Ms. Kennelly noted that it took advocates years before Congress (last year) appropriated some additional funds to allow SSA to increase its output to slow the growth of the backlog in disability claims.  Putting down her prepared text in the middle of her testimony, she practically begged the Committee members not to burden the agency with a new workload.

 

“We are all embarrassed about the backlog,” she said.
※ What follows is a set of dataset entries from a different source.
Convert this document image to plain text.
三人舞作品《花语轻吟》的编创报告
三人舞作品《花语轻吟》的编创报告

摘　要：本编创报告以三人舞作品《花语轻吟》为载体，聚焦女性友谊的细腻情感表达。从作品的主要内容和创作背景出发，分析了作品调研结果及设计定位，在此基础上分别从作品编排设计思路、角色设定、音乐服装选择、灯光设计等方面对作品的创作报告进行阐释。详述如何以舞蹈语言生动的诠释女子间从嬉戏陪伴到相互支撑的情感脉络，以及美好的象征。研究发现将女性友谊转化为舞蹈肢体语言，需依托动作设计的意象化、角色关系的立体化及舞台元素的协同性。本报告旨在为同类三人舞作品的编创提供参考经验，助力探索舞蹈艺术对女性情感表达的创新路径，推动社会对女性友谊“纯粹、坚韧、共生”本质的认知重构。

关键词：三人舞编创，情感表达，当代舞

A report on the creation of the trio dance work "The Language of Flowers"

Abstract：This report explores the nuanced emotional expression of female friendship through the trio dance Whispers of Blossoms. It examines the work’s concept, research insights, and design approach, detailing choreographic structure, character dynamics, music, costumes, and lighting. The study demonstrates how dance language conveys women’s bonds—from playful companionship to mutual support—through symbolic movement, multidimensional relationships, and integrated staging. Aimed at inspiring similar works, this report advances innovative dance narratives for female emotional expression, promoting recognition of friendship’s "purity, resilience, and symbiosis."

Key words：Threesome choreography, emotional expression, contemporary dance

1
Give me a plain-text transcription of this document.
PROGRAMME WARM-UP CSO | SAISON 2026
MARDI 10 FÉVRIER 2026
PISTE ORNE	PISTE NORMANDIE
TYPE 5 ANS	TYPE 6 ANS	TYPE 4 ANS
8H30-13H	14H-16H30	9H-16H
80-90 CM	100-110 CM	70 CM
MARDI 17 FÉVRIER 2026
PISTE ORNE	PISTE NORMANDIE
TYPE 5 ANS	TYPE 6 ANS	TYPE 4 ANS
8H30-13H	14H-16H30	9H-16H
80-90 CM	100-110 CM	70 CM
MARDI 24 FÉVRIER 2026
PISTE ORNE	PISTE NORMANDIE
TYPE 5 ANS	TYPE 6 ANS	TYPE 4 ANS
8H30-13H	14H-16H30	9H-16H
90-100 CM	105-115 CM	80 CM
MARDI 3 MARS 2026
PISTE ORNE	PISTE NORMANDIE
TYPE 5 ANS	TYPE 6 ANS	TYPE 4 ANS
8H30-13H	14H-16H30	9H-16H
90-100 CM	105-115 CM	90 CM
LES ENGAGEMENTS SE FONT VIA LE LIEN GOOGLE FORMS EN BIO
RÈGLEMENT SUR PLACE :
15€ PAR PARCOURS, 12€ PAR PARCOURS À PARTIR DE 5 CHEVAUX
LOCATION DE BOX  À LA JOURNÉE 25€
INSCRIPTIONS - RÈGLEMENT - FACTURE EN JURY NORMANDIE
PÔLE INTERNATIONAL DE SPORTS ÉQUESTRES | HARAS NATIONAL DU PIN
The new Commissioner was doing his best, but if E-Verify on a national scale is made part of the mandate of the SSA, progress in claims determinations will halt. “I have never felt as strongly about anything in a long time,” she said.

 

If members of Congress think they hear too much from constituents who are upset about illegal immigration, wait until seniors can’t get their Social Security checks because the SSA is too busy checking into the work authorization of those who are still working.

 

The hearing was the first of several planned on immigration, employment verification, and related issues.  A Forum Press Release about these hearings was picked up today in the Orange County Register.